Dieu nous est-il secret parce qu’il joue à cache-cache ou bien parce qu’on ne voit pas ce qui est trop simple, évident, dévoilé ? Il nous faut des écrans, des titres ronflants, des références scientifiques ou théologiques, des traités érudits, les trompettes des chevaliers de l’Apocalypse…
Dans cette succession incessante de révélations fracassantes, de scandales de toutes sortes balayés par d’autres le jour suivant, de complots dévoilés, de groupes secrets d’influence enfin découverts, l’humilité de Dieu passe inaperçue.
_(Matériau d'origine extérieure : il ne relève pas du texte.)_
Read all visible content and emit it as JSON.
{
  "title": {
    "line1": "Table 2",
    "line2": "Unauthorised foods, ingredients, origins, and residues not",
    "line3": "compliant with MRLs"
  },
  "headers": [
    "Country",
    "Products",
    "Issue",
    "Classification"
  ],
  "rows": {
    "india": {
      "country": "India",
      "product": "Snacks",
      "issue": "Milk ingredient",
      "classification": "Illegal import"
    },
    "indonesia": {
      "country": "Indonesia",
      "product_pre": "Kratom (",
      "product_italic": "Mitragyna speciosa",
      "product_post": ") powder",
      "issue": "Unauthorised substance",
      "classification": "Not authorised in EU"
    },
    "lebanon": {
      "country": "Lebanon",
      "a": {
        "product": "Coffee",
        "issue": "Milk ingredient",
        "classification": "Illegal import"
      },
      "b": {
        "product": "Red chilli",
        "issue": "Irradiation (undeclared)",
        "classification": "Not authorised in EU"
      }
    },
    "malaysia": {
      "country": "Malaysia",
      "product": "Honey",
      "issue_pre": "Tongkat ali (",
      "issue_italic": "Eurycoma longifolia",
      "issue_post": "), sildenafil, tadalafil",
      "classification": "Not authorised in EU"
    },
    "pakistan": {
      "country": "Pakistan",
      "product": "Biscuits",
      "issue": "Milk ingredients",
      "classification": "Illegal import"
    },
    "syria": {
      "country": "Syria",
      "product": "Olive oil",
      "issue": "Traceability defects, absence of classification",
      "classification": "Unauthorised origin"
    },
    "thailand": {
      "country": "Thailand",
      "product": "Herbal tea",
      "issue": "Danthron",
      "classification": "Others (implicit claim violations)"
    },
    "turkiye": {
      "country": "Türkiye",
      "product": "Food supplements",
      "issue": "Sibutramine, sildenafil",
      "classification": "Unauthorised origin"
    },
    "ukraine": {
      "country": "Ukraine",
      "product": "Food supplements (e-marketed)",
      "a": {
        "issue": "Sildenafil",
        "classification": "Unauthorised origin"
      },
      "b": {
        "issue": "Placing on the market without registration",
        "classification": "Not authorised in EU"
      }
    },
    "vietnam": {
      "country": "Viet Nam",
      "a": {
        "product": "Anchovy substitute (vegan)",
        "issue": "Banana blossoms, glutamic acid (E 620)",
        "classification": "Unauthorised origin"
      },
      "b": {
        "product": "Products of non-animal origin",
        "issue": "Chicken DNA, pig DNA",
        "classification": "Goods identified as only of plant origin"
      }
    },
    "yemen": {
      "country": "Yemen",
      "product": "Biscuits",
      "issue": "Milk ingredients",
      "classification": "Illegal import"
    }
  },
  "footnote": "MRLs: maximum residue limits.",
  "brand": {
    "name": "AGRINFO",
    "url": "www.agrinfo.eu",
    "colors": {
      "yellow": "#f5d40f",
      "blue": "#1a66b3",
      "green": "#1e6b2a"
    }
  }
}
Elle est trop élémentaire, pas assez sophistiquée pour nos intelligences complexes. Trop de fixité, stabilité et immuabilité pour nos esprits-girouettes happés par mille sollicitations.
Je pensais au serpent qui, paraît-il, voit ses proies par contraste des mouvements. Si la proie reste immobile, il ne la voit plus. Dieu a cette immobilité, toujours le même hier comme aujourd’hui et demain, et il disparaît ainsi à nos regards quêtant le mouvement permanent.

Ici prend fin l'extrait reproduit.